Personalized Voice Activity Detection (PVAD) systems activate only in response to a specific target speaker by incorporating speaker embeddings from enrollment utterances. Unlike existing methods that require architectural changes, such as FiLM layers, our approach employs a hypernetwork to modify the weights of a few selected layers within a standard voice activity detection (VAD) model. This enables speaker conditioning without changing the VAD architecture, allowing the same VAD model to adapt to different speakers by updating only a small subset of the layers. We propose HyWA-PVAD, a hypernetwork weight adaptation method, and evaluate it against multiple baseline conditioning techniques. Our comparison shows consistent improvements in PVAD performance. HyWA also offers practical advantages for deployment by preserving the core VAD architecture. Our new approach improves the current conditioning techniques in two ways: i) increases the mean average precision, ii) simplifies deployment by reusing the same VAD architecture.

Mohammadreza Sadeghi, Mahsa Ghazvini Nejad, MirHamed Jafarzadeh Asl et al.

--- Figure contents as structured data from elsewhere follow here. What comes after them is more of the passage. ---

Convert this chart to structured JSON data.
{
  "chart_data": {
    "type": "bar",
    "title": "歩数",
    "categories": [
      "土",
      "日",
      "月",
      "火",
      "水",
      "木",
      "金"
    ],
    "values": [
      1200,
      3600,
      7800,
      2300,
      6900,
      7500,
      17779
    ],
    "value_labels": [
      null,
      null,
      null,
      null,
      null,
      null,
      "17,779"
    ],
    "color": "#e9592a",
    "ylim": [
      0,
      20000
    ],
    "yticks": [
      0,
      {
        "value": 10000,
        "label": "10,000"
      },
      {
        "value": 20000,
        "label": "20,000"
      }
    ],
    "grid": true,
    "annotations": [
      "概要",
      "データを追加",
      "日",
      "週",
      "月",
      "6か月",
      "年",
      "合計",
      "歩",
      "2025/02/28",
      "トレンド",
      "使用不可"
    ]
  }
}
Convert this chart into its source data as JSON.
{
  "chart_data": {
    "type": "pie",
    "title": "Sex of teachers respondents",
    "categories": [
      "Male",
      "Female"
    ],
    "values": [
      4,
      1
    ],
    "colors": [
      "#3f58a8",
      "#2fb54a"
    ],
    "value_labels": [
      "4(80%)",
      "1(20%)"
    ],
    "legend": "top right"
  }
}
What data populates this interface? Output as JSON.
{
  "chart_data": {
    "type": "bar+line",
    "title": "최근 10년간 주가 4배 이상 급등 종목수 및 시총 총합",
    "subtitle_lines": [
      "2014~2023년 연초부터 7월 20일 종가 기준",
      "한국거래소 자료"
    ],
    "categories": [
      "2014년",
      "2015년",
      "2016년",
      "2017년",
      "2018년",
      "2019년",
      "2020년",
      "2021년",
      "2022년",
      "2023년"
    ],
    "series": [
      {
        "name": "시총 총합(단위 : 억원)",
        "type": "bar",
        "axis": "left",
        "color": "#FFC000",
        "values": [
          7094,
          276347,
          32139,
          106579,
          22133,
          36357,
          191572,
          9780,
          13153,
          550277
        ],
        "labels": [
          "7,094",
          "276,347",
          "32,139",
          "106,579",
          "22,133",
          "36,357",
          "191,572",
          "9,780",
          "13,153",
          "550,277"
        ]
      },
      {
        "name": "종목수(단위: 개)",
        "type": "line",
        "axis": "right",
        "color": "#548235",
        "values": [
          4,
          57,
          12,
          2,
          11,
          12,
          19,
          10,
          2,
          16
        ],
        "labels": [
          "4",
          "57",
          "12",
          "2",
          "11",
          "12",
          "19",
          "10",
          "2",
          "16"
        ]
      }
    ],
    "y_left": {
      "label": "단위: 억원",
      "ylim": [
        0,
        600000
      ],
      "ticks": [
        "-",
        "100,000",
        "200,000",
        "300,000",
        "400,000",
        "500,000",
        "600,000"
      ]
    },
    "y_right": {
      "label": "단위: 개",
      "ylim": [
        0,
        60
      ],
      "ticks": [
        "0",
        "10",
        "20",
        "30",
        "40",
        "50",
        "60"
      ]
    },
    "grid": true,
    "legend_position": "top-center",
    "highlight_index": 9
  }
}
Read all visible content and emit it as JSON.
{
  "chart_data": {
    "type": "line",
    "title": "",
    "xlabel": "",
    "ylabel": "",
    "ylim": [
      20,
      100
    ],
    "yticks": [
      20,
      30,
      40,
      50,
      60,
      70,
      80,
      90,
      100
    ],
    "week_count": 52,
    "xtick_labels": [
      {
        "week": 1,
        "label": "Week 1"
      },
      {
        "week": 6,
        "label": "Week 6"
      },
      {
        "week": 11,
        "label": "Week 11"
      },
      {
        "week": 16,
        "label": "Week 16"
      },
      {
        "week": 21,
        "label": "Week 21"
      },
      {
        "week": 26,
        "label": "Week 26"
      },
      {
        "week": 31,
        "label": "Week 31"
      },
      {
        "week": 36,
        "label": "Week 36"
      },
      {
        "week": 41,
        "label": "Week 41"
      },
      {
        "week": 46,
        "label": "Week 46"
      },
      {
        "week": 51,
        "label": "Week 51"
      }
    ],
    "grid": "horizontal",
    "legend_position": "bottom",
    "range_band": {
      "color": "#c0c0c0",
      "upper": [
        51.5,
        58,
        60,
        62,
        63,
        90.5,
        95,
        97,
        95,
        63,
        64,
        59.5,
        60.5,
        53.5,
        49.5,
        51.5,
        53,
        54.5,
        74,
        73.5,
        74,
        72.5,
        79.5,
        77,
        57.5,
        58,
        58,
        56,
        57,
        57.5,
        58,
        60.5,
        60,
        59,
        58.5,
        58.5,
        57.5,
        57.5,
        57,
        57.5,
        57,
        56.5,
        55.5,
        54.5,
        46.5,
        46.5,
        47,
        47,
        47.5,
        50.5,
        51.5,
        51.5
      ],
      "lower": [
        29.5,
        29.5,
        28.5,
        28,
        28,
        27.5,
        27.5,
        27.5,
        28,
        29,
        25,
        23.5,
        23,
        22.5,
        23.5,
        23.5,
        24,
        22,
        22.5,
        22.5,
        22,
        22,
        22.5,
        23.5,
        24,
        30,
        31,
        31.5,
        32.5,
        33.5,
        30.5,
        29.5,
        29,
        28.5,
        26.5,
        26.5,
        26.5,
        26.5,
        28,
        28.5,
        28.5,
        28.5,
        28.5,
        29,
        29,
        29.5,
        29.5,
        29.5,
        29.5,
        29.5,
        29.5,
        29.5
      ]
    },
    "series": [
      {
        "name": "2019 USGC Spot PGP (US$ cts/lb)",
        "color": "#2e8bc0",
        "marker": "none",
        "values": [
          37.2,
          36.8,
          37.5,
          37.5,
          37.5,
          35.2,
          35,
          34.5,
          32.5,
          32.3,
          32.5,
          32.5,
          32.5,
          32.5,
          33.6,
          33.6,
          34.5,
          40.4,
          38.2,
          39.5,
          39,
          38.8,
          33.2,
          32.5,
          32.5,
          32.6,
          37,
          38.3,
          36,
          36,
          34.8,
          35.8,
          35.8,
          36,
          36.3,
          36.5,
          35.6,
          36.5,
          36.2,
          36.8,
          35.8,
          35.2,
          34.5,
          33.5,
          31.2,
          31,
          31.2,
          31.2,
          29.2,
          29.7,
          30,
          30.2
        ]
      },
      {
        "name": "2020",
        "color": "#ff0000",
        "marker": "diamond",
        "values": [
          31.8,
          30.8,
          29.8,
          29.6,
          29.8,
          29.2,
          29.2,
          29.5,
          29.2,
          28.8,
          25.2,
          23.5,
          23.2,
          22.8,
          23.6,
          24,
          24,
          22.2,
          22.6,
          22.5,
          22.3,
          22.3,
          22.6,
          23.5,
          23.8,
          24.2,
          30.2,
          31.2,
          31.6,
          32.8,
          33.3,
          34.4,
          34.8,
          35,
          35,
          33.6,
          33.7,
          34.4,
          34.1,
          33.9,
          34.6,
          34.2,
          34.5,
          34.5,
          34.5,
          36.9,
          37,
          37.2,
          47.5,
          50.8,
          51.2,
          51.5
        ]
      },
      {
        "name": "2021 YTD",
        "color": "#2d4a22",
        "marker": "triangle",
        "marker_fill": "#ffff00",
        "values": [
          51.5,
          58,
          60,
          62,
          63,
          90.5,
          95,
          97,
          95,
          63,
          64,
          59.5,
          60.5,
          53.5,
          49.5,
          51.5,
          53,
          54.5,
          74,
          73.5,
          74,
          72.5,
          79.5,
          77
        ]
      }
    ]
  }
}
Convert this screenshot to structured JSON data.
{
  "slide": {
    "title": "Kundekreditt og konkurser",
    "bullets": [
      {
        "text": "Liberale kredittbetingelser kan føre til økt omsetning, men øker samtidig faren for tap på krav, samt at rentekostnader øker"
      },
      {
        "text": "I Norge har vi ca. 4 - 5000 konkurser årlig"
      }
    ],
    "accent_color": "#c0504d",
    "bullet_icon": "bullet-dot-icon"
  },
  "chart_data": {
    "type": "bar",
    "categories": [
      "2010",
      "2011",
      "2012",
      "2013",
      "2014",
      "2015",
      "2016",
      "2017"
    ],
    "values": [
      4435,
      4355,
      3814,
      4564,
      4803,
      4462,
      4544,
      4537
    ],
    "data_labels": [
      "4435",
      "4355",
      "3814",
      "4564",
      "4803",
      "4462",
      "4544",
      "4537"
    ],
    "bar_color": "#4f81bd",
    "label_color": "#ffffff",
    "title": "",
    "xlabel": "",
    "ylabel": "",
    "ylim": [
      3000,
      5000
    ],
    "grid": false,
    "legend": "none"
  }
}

Parameter-efficient fine-tuning (PEFT) is essential for reducing the computational overhead of large language models (LLMs). Low-rank family adapters are commonly used to control the parameter size efficiently while maintaining the generative power of LLMs. However, their limited expressiveness due to the rank constraint often restricts their performance on complex tasks. We propose Mixture of Kronecker Adapters (MoKA), a new generation of Kronecker adapters that addresses this limitation by modeling weight updates as a mixture of Kronecker products. Our proposed adapter leverages a gating mechanism that measures the importance of each Kronecker factor, enabling more expressive adaptation. Moreover, MoKA enables a rank flexibility that provides a better trade-off between parameter efficiency and accuracy. To ensure hardware efficiency, we reformulate Kronecker computations using standard matrix operations, allowing seamless deployment on GPU-optimized hardware. We conduct extensive experiments on instruction-tuning and commonsense reasoning tasks using low-bit quantized versions of LLaMA2-7B and LLaMA3-8B models. MoKA not only outperforms PEFT baselines, but also reduces the number of trainable parameters up to 27x, achieving state-of-the-art trade-offs between performance and parameter efficiency.